MP: “This one was quite unexpected and was started by Elana Scherr (formerly with Kahn Media and now with Hot Rod Magazine). About two months before SEMA, Elana asked if she could nominate my car for the GranTurismo award and when I said yes, she followed it up with “You won’t win but that’s okay.” The Camaro was in the Hotchkis Sport Suspension booth and I promptly forgot about the whole nomination thing until one of the judges came by, looked the Camaro over, talked to me a bit, talked to John Hotchkis a bit, and then said ‘You’re my Hot Rod pick.’
“I still didn’t put two and two together until John reminded me of the GranTurismo nomination and that the next step would be for the creator of the game, Kazunori Yamauchi, to personally inspect the Camaro and as one of the five finalists for that year’s Award, would choose which car would be selected to be included in the upcoming GT6 game. Two months later, this was starting to make sense.
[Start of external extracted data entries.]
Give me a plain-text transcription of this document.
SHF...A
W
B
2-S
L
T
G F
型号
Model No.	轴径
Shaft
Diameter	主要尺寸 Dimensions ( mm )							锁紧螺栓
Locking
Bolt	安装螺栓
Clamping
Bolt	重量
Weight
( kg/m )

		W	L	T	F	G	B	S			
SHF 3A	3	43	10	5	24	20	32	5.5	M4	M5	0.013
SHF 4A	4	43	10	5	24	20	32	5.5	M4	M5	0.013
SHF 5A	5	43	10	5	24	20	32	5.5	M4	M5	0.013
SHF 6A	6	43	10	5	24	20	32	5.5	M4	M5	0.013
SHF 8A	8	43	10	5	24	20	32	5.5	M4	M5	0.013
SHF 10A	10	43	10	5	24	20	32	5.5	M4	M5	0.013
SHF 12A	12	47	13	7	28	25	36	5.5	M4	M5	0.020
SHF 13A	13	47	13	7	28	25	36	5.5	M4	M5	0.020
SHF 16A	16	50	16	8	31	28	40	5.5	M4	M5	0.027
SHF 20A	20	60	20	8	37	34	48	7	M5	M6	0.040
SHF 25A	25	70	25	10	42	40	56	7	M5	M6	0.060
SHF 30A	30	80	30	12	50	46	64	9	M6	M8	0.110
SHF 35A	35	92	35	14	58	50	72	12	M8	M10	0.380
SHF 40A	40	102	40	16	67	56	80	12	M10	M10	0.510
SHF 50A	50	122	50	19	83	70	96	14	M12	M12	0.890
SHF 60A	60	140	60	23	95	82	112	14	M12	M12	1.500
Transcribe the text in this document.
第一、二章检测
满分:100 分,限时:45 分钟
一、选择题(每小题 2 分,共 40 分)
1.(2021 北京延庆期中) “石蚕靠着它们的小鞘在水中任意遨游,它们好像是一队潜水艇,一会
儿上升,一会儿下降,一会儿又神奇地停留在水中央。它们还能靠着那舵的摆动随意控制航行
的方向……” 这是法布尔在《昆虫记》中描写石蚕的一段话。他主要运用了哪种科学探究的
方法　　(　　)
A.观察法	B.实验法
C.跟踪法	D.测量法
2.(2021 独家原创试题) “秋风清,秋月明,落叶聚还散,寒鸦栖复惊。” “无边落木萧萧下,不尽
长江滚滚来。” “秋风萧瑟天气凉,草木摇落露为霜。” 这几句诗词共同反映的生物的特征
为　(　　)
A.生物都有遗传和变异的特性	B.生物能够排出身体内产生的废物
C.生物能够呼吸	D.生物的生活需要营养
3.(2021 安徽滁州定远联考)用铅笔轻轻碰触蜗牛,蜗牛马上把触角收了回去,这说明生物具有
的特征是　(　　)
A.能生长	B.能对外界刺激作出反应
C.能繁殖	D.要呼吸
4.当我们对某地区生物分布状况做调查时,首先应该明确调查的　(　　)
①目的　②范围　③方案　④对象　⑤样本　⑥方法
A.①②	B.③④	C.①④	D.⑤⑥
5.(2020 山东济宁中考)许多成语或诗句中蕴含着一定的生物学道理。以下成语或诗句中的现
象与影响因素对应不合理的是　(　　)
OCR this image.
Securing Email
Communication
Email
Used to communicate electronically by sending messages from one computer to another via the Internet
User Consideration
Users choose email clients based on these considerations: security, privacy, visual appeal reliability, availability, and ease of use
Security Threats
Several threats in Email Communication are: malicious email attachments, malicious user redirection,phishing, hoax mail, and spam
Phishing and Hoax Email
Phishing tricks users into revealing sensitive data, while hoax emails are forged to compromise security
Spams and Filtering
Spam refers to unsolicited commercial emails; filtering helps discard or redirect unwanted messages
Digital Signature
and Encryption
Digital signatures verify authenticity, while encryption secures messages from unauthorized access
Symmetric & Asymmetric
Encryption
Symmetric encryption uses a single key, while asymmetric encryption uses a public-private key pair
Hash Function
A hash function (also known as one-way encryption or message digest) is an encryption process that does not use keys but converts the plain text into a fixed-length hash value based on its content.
“You see, my experience with video games started … and stopped … with Pong!! I played Pong everywhere Pong was able to be played and I was damn good at it. After Pong went to the great Pong heaven in the sky for video games, that was it for me. So forty years later when I didn’t seem too excited about Yamauchi-san taking a peek at my orange car, a couple of the Hotchkis team that were quite versed in all things gaming took me aside after wetting their pants and said ‘Uhhhh, Mary … this is THEEEE GUY!!!! He’s important. Don’t be such a noob!!’ I learned how to greet a Japanese male (for a woman, it’s bowing with hands over the groin if you really must know) and when presented with THEEEE GUY, I promptly produced a very proper estrogen-fueled bow and we started the interview via a translator. Kazunori Yamauchi was very nice and proper, and asked many questions about the Camaro, sat in it, handled the steering wheel and shifter, tested the pedals for proper positioning and the ability to heel-and-toe, and then said via translation, ‘This car I want to DRIVE!!’
“We all got to go to a cool party at the Cosmopolitan at The Marquee where the five finalists were each called up on stage and presented with a GranTurismo game console. Then Kazunori Yamauchi said ‘I choose … the 1971 ….’ and people went nuts. Being that my car is a 1973, I thought one of the other finalists had won but it was the Camaro that was shown on the screen and they’d gotten the year wrong. But then someone poked me and yelled ‘It’s YOU!!’ which was really hard to hear as the music was loud and we were crammed into the room like sardines.
“Anyways, that would probably have to be the coolest thing that’s ever happened to me and the Camaro. The gamers that follow GranTurismo appear to love the car so I guess I got the calculations right for all the measurements, angles, and all the other stuff the digitizing folks needed to ‘produce’ a finished product for GranTurismo6. That process to get the car in a viable state for the game was also amazing as they took sound of me opening and closing the doors, rolling the windows up and down, turning the headlights on, the turn signals, high beams, shifting … basically anything that could make a sound got recorded. I spent hours ahead of time making sure the Camaro passed ‘The Lick Test’ both outside, inside, and underneath. And I’m still kinda pinching myself unsure if this really happened …
“That’s the upside. The downside is the Camaro is so good, I can’t afford it. They have it priced at $750,000 in GT money …”
Editor: I would like to personally thank Mary for her time and continued support of Lateral-G and our sport!